100 Doları Kırar Mı?
Suudi Arabistan, Rusya, İran, Irak, Cezayir, Nijerya, Libya, Venezüela gibi ülkelerin ekonomisi petrol ihracından kaynaklanan gelirlere bağlı. Bu ülkelerin çoğu petrolü en az 90-100 dolar bandında sattıkları takdirde ekonomilerini canlı tutabiliyor. Bu sebeple üretici ülkeler arzı dengede tutarak ya da muhtemel yeni jeopolitik gerilimlerin de etkisiyle “fiyatları 100 doların üzerinde tutma çabası” devrede olacaktır.

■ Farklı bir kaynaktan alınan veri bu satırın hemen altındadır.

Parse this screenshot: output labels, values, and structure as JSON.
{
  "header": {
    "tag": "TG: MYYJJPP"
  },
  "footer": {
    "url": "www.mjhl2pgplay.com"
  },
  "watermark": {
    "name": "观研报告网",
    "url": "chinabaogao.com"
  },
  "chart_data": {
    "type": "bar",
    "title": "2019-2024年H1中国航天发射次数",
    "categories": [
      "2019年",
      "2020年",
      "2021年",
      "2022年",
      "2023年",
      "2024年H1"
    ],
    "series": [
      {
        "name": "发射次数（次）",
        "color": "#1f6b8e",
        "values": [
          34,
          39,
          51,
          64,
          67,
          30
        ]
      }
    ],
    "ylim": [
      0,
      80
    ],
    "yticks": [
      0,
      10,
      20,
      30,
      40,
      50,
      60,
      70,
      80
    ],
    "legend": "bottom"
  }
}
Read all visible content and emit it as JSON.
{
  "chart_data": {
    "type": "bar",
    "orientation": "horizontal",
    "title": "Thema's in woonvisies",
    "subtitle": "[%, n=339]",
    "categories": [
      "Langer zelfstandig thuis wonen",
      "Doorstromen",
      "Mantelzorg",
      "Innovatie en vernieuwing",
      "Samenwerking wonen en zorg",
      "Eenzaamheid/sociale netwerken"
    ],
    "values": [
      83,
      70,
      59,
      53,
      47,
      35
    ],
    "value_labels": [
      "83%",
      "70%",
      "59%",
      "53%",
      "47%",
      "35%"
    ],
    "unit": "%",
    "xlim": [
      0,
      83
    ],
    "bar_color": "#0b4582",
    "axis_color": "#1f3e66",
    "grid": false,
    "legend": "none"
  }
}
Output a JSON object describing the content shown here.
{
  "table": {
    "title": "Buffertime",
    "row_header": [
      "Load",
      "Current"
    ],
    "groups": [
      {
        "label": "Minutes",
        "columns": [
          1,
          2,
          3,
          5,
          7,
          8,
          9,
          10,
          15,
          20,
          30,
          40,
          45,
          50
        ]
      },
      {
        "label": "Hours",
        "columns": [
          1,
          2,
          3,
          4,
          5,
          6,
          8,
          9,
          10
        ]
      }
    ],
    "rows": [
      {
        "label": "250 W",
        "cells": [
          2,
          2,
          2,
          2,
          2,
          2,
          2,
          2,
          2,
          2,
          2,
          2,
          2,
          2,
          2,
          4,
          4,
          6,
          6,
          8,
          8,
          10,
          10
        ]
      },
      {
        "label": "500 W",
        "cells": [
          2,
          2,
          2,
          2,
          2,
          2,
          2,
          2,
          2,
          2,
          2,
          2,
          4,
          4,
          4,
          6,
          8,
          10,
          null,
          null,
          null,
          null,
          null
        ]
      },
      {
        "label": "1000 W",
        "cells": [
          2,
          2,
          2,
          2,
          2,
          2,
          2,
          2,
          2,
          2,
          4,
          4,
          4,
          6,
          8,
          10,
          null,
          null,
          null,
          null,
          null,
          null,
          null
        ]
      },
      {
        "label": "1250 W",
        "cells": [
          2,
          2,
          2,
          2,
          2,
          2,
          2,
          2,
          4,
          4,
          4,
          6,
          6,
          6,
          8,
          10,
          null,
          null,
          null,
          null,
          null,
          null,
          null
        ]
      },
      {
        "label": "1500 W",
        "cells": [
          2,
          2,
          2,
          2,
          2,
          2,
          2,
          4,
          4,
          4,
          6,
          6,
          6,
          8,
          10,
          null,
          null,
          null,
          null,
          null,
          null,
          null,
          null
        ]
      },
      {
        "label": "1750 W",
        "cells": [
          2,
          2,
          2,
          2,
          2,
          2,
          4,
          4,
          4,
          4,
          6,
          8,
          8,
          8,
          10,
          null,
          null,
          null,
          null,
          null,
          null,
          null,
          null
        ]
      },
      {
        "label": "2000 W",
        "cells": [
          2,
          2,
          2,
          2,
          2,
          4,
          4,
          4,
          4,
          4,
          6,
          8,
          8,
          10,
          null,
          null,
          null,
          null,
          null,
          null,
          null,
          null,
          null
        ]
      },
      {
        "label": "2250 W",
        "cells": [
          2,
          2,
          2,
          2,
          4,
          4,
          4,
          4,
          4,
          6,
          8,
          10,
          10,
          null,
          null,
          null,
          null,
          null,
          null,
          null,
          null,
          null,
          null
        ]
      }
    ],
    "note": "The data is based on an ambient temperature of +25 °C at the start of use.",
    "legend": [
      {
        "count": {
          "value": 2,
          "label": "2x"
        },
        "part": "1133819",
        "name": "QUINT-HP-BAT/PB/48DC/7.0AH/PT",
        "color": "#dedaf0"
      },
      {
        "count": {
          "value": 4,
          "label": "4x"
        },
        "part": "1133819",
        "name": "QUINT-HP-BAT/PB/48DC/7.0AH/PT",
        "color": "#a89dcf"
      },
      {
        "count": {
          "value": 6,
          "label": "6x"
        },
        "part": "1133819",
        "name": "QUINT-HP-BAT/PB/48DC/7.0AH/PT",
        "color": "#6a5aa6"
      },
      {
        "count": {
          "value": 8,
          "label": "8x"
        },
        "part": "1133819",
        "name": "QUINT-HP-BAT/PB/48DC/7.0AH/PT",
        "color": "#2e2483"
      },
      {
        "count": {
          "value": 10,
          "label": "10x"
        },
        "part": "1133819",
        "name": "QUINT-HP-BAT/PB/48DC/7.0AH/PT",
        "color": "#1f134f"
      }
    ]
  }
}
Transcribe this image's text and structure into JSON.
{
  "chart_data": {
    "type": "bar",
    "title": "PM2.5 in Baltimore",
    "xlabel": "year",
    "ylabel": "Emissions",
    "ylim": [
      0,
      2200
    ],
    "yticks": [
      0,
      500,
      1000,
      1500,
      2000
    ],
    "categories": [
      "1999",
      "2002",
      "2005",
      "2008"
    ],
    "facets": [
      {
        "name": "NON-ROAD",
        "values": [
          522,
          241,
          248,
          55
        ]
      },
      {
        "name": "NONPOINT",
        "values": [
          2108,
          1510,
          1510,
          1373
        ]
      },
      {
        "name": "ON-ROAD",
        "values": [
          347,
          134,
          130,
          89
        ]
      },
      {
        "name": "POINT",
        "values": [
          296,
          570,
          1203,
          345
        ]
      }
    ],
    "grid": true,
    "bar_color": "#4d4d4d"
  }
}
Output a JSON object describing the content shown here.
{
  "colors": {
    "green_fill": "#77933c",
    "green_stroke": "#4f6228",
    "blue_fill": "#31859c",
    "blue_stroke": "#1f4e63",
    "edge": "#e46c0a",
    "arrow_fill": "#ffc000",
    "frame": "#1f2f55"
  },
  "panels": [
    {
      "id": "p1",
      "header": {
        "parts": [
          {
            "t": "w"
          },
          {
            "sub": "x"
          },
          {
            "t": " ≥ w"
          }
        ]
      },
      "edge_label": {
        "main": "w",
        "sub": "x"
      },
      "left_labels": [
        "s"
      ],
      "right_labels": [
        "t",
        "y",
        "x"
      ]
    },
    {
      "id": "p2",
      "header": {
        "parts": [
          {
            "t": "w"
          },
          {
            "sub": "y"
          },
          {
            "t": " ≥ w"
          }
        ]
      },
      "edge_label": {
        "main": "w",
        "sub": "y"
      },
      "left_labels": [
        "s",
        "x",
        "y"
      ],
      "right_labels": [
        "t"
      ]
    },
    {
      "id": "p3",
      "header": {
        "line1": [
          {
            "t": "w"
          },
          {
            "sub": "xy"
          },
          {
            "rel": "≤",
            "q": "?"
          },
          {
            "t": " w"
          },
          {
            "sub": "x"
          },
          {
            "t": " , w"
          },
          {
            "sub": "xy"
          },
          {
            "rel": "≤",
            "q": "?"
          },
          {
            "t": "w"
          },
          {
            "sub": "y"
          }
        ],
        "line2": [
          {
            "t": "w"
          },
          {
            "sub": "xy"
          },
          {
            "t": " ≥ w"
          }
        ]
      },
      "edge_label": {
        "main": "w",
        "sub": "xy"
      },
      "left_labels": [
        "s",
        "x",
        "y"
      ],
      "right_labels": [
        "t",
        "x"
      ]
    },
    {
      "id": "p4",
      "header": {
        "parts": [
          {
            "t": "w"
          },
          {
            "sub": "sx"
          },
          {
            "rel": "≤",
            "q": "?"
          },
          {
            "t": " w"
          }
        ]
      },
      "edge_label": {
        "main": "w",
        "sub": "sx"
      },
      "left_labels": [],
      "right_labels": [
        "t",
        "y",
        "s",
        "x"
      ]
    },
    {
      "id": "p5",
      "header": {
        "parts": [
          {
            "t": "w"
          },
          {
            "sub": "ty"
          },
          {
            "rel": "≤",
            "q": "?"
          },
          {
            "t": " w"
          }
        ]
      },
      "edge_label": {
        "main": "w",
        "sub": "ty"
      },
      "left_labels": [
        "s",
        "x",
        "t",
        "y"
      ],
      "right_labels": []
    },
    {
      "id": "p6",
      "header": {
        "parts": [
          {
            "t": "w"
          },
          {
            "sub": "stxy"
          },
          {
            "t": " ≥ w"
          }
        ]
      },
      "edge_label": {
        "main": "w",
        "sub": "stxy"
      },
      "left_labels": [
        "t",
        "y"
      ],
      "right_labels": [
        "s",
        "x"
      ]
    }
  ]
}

10 Dolarlık Düşüş 5 Milyar Dolar Katkı
Petrol fiyatlarının gerilemesi, şüphesiz Türkiye gibi enerji ithalatçısı ülkeleri olumlu etkiliyor. Her 10 dolarlık artışın Türkiye’nin cari açığına 5 milyar dolar yük getirdiği dikkate alındığında, fiyatlardaki düşüşün ülke ekonomisine katkısı da ortaya çıkıyor. İthalat giderlerinin azalması bütçe konusunda ekonomi yönetimini, benzin fiyatlarında yaşanacak muhtemel düşüşler ise vatandaşı rahatlatacak.